As the telecoms sector issued a new report highlighting its significant action on climate change and net-zero, it has called on its supply chain to implement new best practices for decarbonisation.
Data from the Net Zero Tracker initiative shows that nearly seven years on from the Paris Agreement, just 57 per cent of the world’s largest 2,000 companies by revenue have made a commitment to reduce their carbon dioxide emissions. Only 43 per cent of those companies have committed to net-zero or science-based targets, which are now understood to be necessary to keep global warming to within 1.5C of pre-industrial levels.
But as epi’s analysis shows, the telecoms industry is bucking the trend. The Joint Alliance for CSR (JAC), an industry body made up of 26 of the world’s biggest telecoms companies, including BT, Vodafone, Deutsche Telekom and Telefonica, has worked to bring the industry into alignment with the latest scientific evidence on the climate and the changes necessary to reduce its carbon footprint.

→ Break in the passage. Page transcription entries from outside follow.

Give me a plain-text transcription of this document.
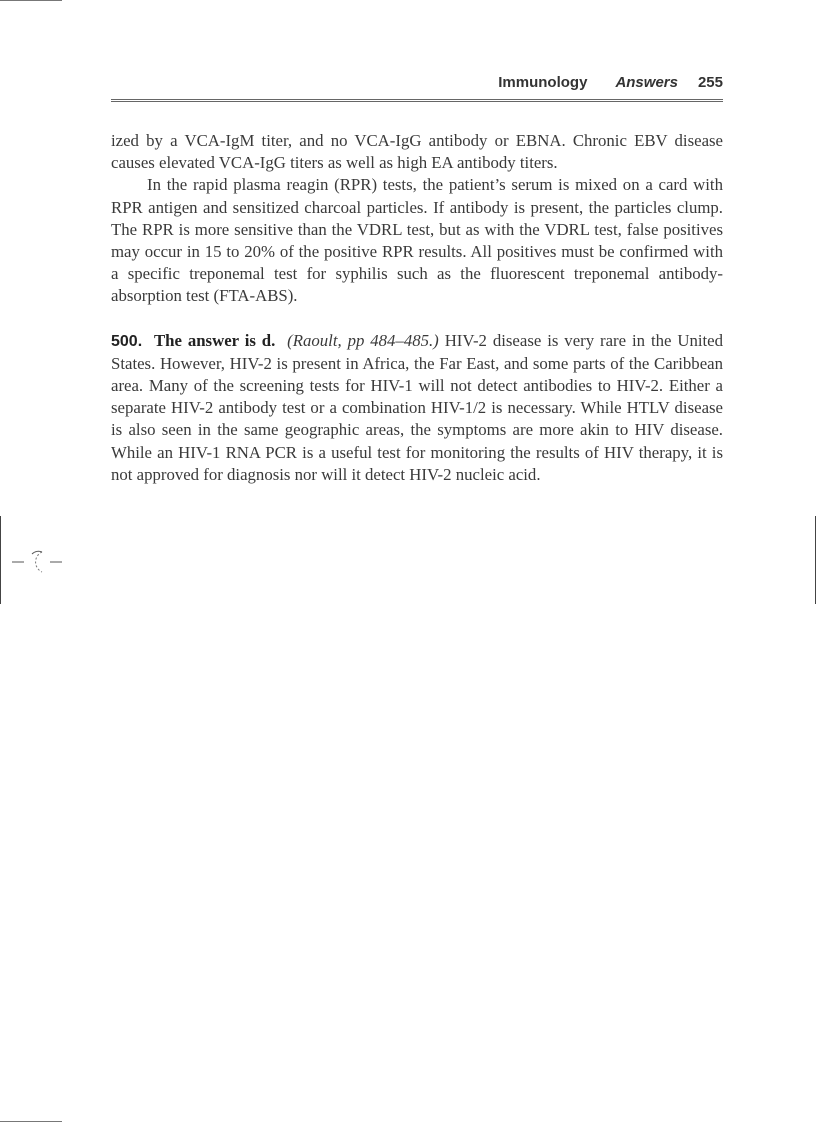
Immunology Answers 255

ized by a VCA-IgM titer, and no VCA-IgG antibody or EBNA. Chronic EBV disease causes elevated VCA-IgG titers as well as high EA antibody titers.

In the rapid plasma reagin (RPR) tests, the patient’s serum is mixed on a card with RPR antigen and sensitized charcoal particles. If antibody is present, the particles clump. The RPR is more sensitive than the VDRL test, but as with the VDRL test, false positives may occur in 15 to 20% of the positive RPR results. All positives must be confirmed with a specific treponemal test for syphilis such as the fluorescent treponemal antibody-absorption test (FTA-ABS).

500. The answer is d. (Raoult, pp 484–485.) HIV-2 disease is very rare in the United States. However, HIV-2 is present in Africa, the Far East, and some parts of the Caribbean area. Many of the screening tests for HIV-1 will not detect antibodies to HIV-2. Either a separate HIV-2 antibody test or a combination HIV-1/2 is necessary. While HTLV disease is also seen in the same geographic areas, the symptoms are more akin to HIV disease. While an HIV-1 RNA PCR is a useful test for monitoring the results of HIV therapy, it is not approved for diagnosis nor will it detect HIV-2 nucleic acid.
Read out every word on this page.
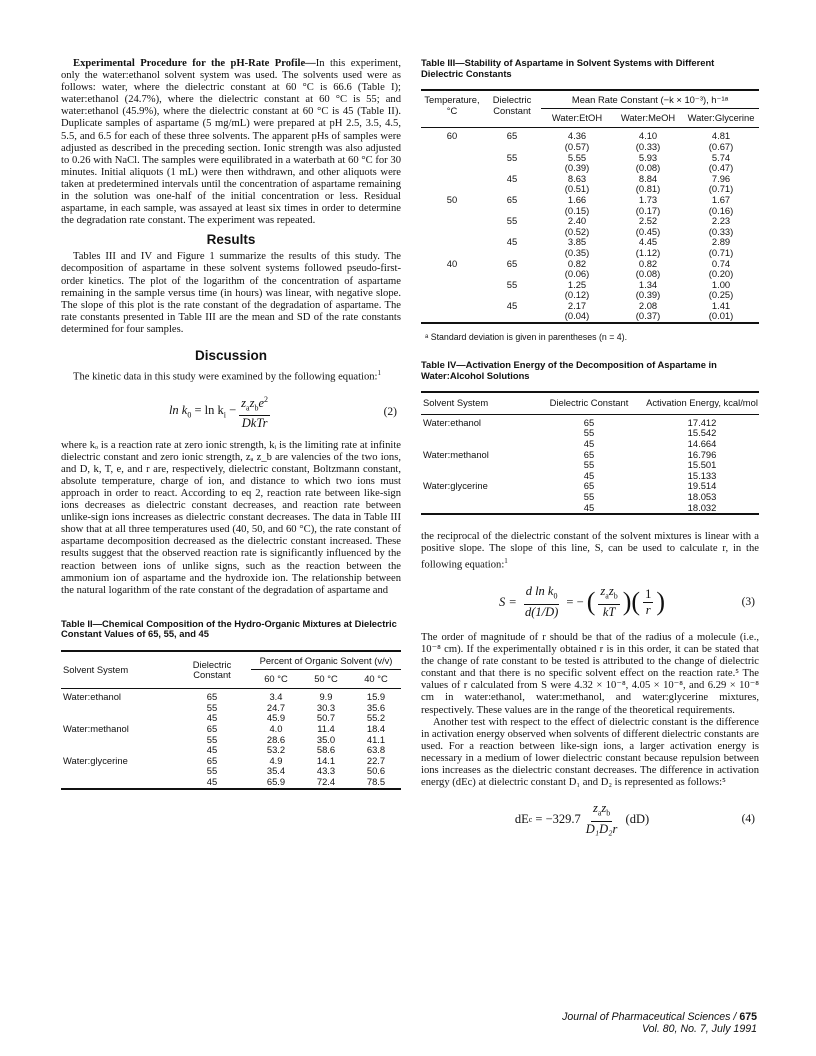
Experimental Procedure for the pH-Rate Profile—In this experiment, only the water:ethanol solvent system was used. The solvents used were as follows: water, where the dielectric constant at 60 °C is 66.6 (Table I); water:ethanol (24.7%), where the dielectric constant at 60 °C is 55; and water:ethanol (45.9%), where the dielectric constant at 60 °C is 45 (Table II). Duplicate samples of aspartame (5 mg/mL) were prepared at pH 2.5, 3.5, 4.5, 5.5, and 6.5 for each of these three solvents. The apparent pHs of samples were adjusted as described in the preceding section. Ionic strength was also adjusted to 0.26 with NaCl. The samples were equilibrated in a waterbath at 60 °C for 30 minutes. Initial aliquots (1 mL) were then withdrawn, and other aliquots were taken at predetermined intervals until the concentration of aspartame remaining in the solution was one-half of the initial concentration or less. Residual aspartame, in each sample, was assayed at least six times in order to determine the degradation rate constant. The experiment was repeated.

Results

Tables III and IV and Figure 1 summarize the results of this study. The decomposition of aspartame in these solvent systems followed pseudo-first-order kinetics. The plot of the logarithm of the concentration of aspartame remaining in the sample versus time (in hours) was linear, with negative slope. The slope of this plot is the rate constant of the degradation of aspartame. The rate constants presented in Table III are the mean and SD of the rate constants determined for four samples.

Discussion

The kinetic data in this study were examined by the following equation:$^1$

$\ln k_0 = \ln k_i - \frac{z_az_be^2}{\text{DkTr}}$	(2)

where kₒ is a reaction rate at zero ionic strength, kᵢ is the limiting rate at infinite dielectric constant and zero ionic strength, zₐ z_b are valencies of the two ions, and D, k, T, e, and r are, respectively, dielectric constant, Boltzmann constant, absolute temperature, charge of ion, and distance to which two ions must approach in order to react. According to eq 2, reaction rate between like-sign ions decreases as dielectric constant decreases, and reaction rate between unlike-sign ions increases as dielectric constant decreases. The data in Table III show that at all three temperatures used (40, 50, and 60 °C), the rate constant of aspartame decomposition decreased as the dielectric constant increased. These results suggest that the observed reaction rate is significantly influenced by the reaction between ions of unlike signs, such as the reaction between the ammonium ion of aspartame and the hydroxide ion. The relationship between the natural logarithm of the rate constant of the degradation of aspartame and

Table II—Chemical Composition of the Hydro-Organic Mixtures at Dielectric Constant Values of 65, 55, and 45
Solvent System	Dielectric Constant	Percent of Organic Solvent (v/v)		
		60 °C	50 °C	40 °C

Water:ethanol	65	3.4	9.9	15.9
	55	24.7	30.3	35.6
	45	45.9	50.7	55.2
Water:methanol	65	4.0	11.4	18.4
	55	28.6	35.0	41.1
	45	53.2	58.6	63.8
Water:glycerine	65	4.9	14.1	22.7
	55	35.4	43.3	50.6
	45	65.9	72.4	78.5
Table III—Stability of Aspartame in Solvent Systems with Different Dielectric Constants
Temperature, °C	Dielectric Constant	Mean Rate Constant (−k × 10⁻³), h⁻¹ᵃ		
		Water:EtOH	Water:MeOH	Water:Glycerine

60	65	4.36	4.10	4.81
		(0.57)	(0.33)	(0.67)
	55	5.55	5.93	5.74
		(0.39)	(0.08)	(0.47)
	45	8.63	8.84	7.96
		(0.51)	(0.81)	(0.71)
50	65	1.66	1.73	1.67
		(0.15)	(0.17)	(0.16)
	55	2.40	2.52	2.23
		(0.52)	(0.45)	(0.33)
	45	3.85	4.45	2.89
		(0.35)	(1.12)	(0.71)
40	65	0.82	0.82	0.74
		(0.06)	(0.08)	(0.20)
	55	1.25	1.34	1.00
		(0.12)	(0.39)	(0.25)
	45	2.17	2.08	1.41
		(0.04)	(0.37)	(0.01)
ᵃ Standard deviation is given in parentheses (n = 4).
Table IV—Activation Energy of the Decomposition of Aspartame in Water:Alcohol Solutions
Solvent System	Dielectric Constant	Activation Energy, kcal/mol

Water:ethanol	65	17.412
	55	15.542
	45	14.664
Water:methanol	65	16.796
	55	15.501
	45	15.133
Water:glycerine	65	19.514
	55	18.053
	45	18.032

the reciprocal of the dielectric constant of the solvent mixtures is linear with a positive slope. The slope of this line, S, can be used to calculate r, in the following equation:$^1$

$S = \frac{d \ln k_0}{d(1/D)}$ = − ( $\frac{z_az_b}{kT}$ )( $\frac{1}{r}$ )	(3)

The order of magnitude of r should be that of the radius of a molecule (i.e., 10⁻⁸ cm). If the experimentally obtained r is in this order, it can be stated that the change of rate constant to be tested is attributed to the change of dielectric constant and that there is no specific solvent effect on the reaction rate.⁵ The values of r calculated from S were 4.32 × 10⁻⁸, 4.05 × 10⁻⁸, and 6.29 × 10⁻⁸ cm in water:ethanol, water:methanol, and water:glycerine mixtures, respectively. These values are in the range of the theoretical requirements.

Another test with respect to the effect of dielectric constant is the difference in activation energy observed when solvents of different dielectric constants are used. For a reaction between like-sign ions, a larger activation energy is necessary in a medium of lower dielectric constant because repulsion between ions increases as the dielectric constant decreases. The difference in activation energy (dEc) at dielectric constant D₁ and D₂ is represented as follows:⁵

dE $c = -329.7 \frac{z_az_b}{\text{D₁D₂r}} (dD)$	(4)
Journal of Pharmaceutical Sciences / 675
Vol. 80, No. 7, July 1991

A 2023 epi survey of JAC members, cited in a recent report, ‘Achieving Net Zero in the Telecoms Industry’, 93 per cent of JAC members have committed to net-zero and science-based targets. JAC members have also worked to extend their commitments beyond directly controlled business emissions, known as Scope 1 and Scope 2 emissions, to emissions produced across the value chain, known as Scope 3 emissions.
As John Spear, director at epi Consulting, said: “This move reflects a recognition of the growing need to address Scope 3 emissions across telecoms. The majority of a company’s overall carbon footprint falls under Scope 3, making it the single largest area of potential impact for companies working to combat climate change.”
Just 31 per cent of the world’s largest 2,000 companies have set a Scope 3 emissions target. By contrast, 88 per cent of JAC members have Scope 3 reduction targets in place.
“Joining forces across the telecoms sector and value chain’ was vital to bringing a net-zero future into being,” said Dr. Carlo Drauth, chair of JAC Climate Change Workstream & Head – Sustainability and Responsible Business, Telefónica. “As an industry, we have already set ambitious targets and taken concrete measures to reduce our emissions and mitigate climate change. However, most of our carbon footprint lies beyond our direct operations. Our supply chain is a significant contributor to emissions, and to achieve our targets, we must work together to reduce our collective carbon footprint.
“‘”We understand that this transformation will not be easy, but we are confident that with the right mindset and actions, it is achievable. JAC is proud to be at the forefront of the fight against climate change and committed to leading the way in our sector.”
Tackling Scope 3 requires companies to identify the primary sources of emissions in their wider value chain in order to approach emissions cuts in a high-impact, targeted manner.
epi works with a number of the JAC membership providing guidance on working with its supply chain partners to reduce their scope three carbon footprints, including through tender scoring, contractual carbon reduction requirements, supplier best practice awards and supplier development programmes aimed at creating and implementing carbon reduction plans.
JAC has now published ten new best practices for decarbonisation for the supply chain to implement:
- Understand your carbon footprint – assess emissions from operations, energy use, and the value chain.
- Develop a carbon reduction plan – set a Net Zero Goal with interim targets and board oversight.
- Align carbon reduction to SBTi standard – establish valid, science-based Scope 1, 2, and 3 targets.
- Analyse supply chain emissions – prioritise areas with significant carbon footprints.
- Maintain LCAs for your products/services – identify major decarbonization opportunities.
- Report emissions reduction activities – use recognized standards like the GHG protocol and ensure external verification.
- Use green energy as available – a simple and effective emission reduction strategy.
- Set power efficiency goals – incentivize employees to improve product and operational efficiency.
- Support your customers’ carbon reduction goals – understand and align with them.
- Engage the supply chain – encourage and help them to reduce their carbon emissions.
Spear added: “These ten best practices are vital for the supply chain. By understanding the data, by understanding our carbon footprint, we can work collaboratively – operator and supply chain – to turn the tide on climate change. This report highlights the great work that is happening in the sector, but also the work needed to be done.”